Compiler-Driven Value Speculation Scheduling

Abstract

Modern microprocessors utilize several techniques for extracting instruction-level parallelism (ILP) to improve the performance. Current techniques employed in the microprocessor include register renaming to eliminate register anti- and output (false) dependences, branch prediction to overcome control dependences, and data disambiguation to resolve memory dependences. Techniques for value prediction and value speculation have been proposed to break register flow (true) dependences among operations, so that dependent operations can be speculatively executed without waiting for producer operations to finish. This thesis presents a new combined hardware and compiler synergy, value speculation scheduling (VSS), to exploit the predictability of operations to improve the performance of microprocessors.
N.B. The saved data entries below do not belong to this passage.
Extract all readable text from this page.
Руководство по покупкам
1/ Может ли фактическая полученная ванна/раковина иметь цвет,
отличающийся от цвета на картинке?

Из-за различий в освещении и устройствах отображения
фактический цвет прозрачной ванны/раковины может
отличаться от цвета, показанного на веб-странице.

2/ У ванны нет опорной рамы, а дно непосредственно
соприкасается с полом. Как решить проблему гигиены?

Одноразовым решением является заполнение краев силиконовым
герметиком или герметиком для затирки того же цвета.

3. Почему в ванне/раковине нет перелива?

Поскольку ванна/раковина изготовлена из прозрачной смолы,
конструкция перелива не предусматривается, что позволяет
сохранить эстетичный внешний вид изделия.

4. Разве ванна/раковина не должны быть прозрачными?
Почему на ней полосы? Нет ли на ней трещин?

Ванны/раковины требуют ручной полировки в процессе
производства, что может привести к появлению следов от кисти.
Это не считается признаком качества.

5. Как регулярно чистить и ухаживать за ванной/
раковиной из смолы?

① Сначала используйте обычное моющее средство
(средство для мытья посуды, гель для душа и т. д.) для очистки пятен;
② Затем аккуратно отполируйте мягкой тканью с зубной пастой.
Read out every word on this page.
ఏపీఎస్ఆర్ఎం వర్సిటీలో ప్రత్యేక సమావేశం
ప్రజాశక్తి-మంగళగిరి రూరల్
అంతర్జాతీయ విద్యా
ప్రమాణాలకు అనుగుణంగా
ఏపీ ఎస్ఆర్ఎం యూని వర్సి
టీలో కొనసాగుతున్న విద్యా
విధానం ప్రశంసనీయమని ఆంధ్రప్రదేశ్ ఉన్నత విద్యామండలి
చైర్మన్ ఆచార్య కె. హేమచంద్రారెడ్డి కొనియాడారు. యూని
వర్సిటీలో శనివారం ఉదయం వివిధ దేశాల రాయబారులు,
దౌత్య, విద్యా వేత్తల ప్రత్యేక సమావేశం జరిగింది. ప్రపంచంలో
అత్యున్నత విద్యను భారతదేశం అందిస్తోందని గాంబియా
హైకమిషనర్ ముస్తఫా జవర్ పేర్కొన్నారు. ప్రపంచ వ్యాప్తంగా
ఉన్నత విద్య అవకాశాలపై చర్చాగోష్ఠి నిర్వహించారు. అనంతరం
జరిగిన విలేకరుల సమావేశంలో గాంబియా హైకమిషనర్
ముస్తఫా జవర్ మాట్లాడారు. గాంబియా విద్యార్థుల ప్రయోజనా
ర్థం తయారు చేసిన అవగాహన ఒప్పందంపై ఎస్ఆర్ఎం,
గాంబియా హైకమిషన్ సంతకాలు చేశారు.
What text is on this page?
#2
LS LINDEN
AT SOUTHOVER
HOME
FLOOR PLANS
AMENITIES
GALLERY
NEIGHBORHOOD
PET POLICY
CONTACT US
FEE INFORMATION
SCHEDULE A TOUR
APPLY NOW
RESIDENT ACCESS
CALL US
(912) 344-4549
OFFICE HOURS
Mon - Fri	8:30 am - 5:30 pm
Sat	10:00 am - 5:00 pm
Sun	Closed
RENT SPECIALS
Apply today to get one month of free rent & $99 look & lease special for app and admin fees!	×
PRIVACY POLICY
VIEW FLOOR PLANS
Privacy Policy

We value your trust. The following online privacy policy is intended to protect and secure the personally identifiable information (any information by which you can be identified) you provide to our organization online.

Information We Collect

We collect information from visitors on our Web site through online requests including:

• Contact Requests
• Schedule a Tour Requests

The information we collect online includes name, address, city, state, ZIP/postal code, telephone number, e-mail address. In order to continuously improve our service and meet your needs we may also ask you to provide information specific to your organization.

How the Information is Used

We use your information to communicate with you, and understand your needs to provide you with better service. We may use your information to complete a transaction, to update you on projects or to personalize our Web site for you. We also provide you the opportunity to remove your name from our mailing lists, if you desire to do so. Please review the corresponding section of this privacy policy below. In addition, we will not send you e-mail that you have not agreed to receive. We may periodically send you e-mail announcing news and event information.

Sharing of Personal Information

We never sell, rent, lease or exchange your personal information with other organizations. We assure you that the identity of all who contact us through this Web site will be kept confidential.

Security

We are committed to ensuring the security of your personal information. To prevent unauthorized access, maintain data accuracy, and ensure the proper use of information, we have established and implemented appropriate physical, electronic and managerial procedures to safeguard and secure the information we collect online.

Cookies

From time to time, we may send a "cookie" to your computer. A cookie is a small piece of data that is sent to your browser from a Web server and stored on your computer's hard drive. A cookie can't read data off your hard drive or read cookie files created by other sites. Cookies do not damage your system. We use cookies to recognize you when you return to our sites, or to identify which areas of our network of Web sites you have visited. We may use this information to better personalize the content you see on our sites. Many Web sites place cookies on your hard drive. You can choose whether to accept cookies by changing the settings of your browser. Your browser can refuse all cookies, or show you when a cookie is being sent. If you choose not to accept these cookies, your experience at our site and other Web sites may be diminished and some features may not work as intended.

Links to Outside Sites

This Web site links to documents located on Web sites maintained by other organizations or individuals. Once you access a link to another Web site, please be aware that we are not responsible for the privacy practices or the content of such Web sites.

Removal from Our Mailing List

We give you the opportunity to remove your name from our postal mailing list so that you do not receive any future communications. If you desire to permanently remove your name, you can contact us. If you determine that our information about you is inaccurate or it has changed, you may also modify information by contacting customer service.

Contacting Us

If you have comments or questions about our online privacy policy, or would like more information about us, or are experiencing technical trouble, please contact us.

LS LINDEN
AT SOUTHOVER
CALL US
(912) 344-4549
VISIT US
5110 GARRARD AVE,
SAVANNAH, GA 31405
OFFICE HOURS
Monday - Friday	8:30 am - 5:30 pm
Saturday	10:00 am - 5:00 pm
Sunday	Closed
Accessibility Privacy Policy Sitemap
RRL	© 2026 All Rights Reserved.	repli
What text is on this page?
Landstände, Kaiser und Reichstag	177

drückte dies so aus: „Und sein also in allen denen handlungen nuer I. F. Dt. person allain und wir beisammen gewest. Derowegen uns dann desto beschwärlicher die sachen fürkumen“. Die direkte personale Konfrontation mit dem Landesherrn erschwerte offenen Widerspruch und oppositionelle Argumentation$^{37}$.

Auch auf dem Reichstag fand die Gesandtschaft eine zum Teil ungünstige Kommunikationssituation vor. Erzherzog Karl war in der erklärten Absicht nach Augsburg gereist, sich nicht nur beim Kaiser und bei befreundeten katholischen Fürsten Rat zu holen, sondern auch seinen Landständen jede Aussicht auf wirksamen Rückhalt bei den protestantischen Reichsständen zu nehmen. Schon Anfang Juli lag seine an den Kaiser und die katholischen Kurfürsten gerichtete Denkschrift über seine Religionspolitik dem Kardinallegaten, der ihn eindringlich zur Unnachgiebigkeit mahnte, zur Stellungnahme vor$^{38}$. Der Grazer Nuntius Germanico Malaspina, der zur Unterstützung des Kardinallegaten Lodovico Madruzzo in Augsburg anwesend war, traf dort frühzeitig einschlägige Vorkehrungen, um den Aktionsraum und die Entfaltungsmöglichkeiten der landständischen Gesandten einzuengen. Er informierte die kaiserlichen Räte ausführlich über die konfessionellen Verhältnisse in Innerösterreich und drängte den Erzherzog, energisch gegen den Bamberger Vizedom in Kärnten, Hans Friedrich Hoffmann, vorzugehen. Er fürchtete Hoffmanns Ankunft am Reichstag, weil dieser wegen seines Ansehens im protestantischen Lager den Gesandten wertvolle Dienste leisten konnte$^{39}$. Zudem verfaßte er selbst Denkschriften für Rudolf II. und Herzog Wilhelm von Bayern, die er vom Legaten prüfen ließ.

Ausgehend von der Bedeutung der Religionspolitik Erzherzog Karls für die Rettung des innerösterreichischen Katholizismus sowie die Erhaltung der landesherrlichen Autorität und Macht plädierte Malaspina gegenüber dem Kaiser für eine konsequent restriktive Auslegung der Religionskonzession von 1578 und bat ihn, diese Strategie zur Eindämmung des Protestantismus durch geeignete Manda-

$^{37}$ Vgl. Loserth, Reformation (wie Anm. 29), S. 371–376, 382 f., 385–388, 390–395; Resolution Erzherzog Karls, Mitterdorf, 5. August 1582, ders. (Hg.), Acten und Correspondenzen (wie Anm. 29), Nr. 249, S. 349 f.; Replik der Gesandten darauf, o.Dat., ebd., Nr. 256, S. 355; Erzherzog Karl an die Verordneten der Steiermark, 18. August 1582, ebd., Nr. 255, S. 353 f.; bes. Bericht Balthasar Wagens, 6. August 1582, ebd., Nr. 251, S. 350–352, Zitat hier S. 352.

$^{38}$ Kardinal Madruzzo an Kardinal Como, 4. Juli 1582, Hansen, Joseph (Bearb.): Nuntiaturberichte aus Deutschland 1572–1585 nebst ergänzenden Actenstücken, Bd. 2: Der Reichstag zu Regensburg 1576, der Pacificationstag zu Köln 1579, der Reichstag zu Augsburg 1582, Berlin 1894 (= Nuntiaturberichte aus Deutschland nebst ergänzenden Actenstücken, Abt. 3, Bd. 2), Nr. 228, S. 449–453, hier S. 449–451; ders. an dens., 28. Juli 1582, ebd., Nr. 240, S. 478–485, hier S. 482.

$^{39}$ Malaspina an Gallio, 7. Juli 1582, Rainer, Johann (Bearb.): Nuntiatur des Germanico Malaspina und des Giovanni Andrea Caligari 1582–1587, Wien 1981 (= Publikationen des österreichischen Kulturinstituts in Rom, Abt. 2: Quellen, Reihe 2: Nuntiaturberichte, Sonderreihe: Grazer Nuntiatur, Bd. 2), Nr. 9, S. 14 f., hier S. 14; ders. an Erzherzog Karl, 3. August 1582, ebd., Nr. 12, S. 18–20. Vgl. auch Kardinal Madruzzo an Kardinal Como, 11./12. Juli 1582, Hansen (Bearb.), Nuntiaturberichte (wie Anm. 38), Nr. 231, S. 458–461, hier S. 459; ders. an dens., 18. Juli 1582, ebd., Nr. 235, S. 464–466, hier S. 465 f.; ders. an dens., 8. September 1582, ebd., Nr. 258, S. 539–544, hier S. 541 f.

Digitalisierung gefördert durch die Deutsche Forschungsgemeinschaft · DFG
The VSS scheme can be applied to dynamically-scheduled machines and statically-scheduled machines. To improve the techniques for value speculation, a value speculation model is proposed as solving an optimal edge selection problem in a data dependence graph. Based on three properties observed from the optimal edge selection problem, an efficient algorithm is designed and serves as a new compilation phase of benefit analysis to know which dependences should be broken to obtain maximal benefits from value speculation. A pure software technique is also proposed, so that existing microprocessors can employ software-only value speculation scheduling (SVSS) without adding new value prediction hardware and modifying processor pipelines. Hardware-based value profiling is investigated to collect highly predictable operations at run-time for reducing the overhead of program profiling and eliminating the need of profile training inputs.